Feature Engineering Quality
15.0%Reviewer looks for thoughtful, justified feature construction: time-decay transformations, interaction terms, text-derived signals, and proper handling of data leakage. Great submissions explain why each feature group was chosen and show feature importance or ablation results.
Reviewers use a 0–100 score for this criterion.
Model Design and Evaluation Rigor
15.0%At least two distinct model families are trained, compared, and evaluated using NDCG@10 and AUC-ROC on a held-out split. Great submissions include a calibration check, discuss overfitting mitigations, and show the candidate understands ranking vs. classification objectives.
Reviewers use a 0–100 score for this criterion.
Production-Readiness of Serving Endpoint
30.0%The FastAPI endpoint is correct, containerized via Docker, handles edge cases (empty list, missing fields), and includes a latency benchmark showing per-request inference time. Great submissions also discuss how the endpoint would change under high QPS at Reddit scale.

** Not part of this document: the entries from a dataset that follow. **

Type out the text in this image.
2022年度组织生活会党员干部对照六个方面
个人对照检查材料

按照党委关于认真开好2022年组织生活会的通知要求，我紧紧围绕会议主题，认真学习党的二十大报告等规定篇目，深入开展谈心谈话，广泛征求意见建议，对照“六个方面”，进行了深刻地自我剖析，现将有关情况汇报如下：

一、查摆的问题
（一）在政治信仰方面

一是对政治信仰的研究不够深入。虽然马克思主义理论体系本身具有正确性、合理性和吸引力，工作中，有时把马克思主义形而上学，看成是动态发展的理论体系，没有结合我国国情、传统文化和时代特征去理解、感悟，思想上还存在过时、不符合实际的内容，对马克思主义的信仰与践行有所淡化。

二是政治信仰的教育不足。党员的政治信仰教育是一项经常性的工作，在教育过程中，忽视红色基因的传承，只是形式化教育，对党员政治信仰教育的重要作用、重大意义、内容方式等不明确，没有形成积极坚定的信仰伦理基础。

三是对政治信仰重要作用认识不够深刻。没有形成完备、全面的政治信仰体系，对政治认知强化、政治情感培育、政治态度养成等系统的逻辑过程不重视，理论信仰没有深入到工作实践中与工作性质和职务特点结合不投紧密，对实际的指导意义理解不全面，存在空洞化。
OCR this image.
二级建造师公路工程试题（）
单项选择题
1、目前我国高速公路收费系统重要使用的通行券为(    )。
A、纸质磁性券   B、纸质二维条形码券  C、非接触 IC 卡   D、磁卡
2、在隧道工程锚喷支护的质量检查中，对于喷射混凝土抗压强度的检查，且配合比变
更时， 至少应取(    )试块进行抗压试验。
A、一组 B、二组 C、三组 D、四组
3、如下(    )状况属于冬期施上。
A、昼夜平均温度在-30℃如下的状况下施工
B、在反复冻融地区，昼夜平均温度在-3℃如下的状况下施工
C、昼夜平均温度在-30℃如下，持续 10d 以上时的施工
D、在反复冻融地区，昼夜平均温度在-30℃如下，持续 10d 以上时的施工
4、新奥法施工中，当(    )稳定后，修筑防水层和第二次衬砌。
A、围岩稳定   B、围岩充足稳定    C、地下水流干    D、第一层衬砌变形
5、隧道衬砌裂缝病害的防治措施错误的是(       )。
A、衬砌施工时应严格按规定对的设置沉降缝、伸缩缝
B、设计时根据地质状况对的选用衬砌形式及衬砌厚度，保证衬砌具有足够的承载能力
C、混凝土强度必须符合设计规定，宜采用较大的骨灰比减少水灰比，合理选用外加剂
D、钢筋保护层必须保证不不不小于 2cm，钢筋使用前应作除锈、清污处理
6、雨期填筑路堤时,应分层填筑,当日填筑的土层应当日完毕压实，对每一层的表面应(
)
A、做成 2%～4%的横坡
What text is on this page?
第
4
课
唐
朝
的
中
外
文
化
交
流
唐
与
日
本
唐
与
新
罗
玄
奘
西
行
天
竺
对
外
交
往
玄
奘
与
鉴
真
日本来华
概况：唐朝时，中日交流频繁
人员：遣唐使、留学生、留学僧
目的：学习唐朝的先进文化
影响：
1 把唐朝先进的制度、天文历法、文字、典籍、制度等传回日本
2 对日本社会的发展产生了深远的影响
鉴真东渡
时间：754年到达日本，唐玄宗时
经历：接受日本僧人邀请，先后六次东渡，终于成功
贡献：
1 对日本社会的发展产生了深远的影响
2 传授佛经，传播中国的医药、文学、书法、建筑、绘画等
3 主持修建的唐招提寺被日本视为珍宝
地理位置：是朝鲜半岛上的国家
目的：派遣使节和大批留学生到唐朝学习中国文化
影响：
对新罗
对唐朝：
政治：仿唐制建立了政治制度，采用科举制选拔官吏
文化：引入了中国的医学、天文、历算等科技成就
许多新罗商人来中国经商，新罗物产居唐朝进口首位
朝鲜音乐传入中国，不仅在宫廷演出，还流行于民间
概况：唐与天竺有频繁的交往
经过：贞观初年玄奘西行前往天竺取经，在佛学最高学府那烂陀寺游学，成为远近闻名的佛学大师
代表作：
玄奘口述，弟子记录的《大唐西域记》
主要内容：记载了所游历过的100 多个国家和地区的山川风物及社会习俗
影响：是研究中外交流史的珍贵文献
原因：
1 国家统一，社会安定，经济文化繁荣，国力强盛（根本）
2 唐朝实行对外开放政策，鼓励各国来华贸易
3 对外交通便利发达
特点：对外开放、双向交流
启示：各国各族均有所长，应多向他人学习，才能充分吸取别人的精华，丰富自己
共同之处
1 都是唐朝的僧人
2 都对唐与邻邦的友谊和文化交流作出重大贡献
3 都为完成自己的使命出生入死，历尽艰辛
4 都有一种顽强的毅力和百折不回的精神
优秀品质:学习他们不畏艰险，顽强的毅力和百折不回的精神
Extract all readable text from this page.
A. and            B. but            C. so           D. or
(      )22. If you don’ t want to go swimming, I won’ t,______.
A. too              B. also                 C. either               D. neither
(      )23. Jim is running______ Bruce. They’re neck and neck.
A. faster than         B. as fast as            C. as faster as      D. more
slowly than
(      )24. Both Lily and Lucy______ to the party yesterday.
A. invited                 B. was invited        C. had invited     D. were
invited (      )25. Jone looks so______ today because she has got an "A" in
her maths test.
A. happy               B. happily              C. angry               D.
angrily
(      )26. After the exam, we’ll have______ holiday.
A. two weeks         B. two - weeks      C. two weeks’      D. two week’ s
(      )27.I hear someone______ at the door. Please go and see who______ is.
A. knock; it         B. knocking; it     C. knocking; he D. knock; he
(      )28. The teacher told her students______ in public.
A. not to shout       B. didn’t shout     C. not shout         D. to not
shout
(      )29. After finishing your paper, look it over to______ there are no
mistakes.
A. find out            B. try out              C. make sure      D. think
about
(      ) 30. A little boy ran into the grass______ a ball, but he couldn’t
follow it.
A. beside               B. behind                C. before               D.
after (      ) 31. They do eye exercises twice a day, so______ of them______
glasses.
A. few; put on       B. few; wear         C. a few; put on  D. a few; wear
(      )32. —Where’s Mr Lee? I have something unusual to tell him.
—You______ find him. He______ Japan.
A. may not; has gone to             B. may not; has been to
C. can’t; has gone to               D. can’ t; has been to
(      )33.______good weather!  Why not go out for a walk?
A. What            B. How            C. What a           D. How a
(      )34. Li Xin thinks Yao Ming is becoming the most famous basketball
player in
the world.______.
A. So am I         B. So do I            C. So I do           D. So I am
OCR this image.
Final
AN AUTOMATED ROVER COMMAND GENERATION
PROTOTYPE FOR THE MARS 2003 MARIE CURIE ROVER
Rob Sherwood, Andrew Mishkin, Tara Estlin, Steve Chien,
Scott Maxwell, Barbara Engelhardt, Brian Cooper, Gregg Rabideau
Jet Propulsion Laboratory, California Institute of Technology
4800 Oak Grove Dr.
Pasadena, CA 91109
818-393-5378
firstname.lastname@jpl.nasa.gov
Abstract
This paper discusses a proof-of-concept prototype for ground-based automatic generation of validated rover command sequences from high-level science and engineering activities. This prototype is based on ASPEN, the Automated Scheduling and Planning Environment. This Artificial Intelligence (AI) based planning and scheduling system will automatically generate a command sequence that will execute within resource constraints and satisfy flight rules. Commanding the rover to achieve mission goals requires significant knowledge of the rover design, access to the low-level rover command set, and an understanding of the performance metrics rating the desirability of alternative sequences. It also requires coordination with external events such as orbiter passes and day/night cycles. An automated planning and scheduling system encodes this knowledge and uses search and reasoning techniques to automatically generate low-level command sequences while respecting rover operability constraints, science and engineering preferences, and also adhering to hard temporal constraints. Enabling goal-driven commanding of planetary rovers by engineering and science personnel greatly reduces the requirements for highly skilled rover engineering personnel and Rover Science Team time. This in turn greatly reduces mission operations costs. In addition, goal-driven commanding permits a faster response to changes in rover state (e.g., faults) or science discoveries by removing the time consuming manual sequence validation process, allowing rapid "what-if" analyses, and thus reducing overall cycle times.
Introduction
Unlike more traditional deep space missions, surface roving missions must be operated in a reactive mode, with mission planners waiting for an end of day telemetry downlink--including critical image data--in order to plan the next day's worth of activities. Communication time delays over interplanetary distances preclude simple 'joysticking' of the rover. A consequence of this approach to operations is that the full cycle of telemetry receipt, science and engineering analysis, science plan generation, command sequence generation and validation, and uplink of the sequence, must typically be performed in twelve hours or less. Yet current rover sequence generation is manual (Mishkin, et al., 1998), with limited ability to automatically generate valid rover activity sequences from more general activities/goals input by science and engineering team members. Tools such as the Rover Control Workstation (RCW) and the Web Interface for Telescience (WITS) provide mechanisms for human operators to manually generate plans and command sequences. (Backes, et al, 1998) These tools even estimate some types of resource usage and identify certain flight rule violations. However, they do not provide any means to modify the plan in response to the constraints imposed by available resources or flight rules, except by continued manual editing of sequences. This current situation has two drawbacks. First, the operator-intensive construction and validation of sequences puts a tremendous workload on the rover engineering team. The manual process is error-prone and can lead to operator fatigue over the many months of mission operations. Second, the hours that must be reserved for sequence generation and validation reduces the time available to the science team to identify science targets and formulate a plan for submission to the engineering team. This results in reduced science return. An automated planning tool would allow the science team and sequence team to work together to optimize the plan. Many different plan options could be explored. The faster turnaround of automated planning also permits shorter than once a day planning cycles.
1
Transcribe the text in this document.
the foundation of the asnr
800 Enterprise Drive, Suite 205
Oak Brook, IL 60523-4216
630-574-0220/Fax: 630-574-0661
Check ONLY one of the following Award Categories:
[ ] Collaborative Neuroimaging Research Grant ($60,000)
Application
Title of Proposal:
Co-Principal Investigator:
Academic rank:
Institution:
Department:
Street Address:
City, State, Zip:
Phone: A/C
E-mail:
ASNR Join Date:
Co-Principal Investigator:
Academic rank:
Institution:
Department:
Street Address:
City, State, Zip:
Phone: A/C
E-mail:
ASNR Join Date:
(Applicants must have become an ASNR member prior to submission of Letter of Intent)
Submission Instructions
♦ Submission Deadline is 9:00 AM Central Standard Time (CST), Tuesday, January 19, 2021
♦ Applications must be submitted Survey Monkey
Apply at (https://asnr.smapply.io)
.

Reviewers use a 0–100 score for this criterion.
Reproducibility and Code Quality
20.0%The repo runs end-to-end with a single command on a fresh environment. Code is clean, modular, typed where appropriate, and follows good software engineering practices. Dependencies are pinned. Great submissions include a brief CI config or at least a linting step.
Reviewers use a 0–100 score for this criterion.
System Scalability Reasoning in README
20.0%The README section on scale demonstrates genuine understanding of distributed ML systems: feature stores, offline vs. online feature computation, model serving latency budgets, Spark/Kafka pipelines, and A/B testing frameworks. Great submissions make concrete, realistic proposals rather than vague buzzword lists.
Reviewers use a 0–100 score for this criterion.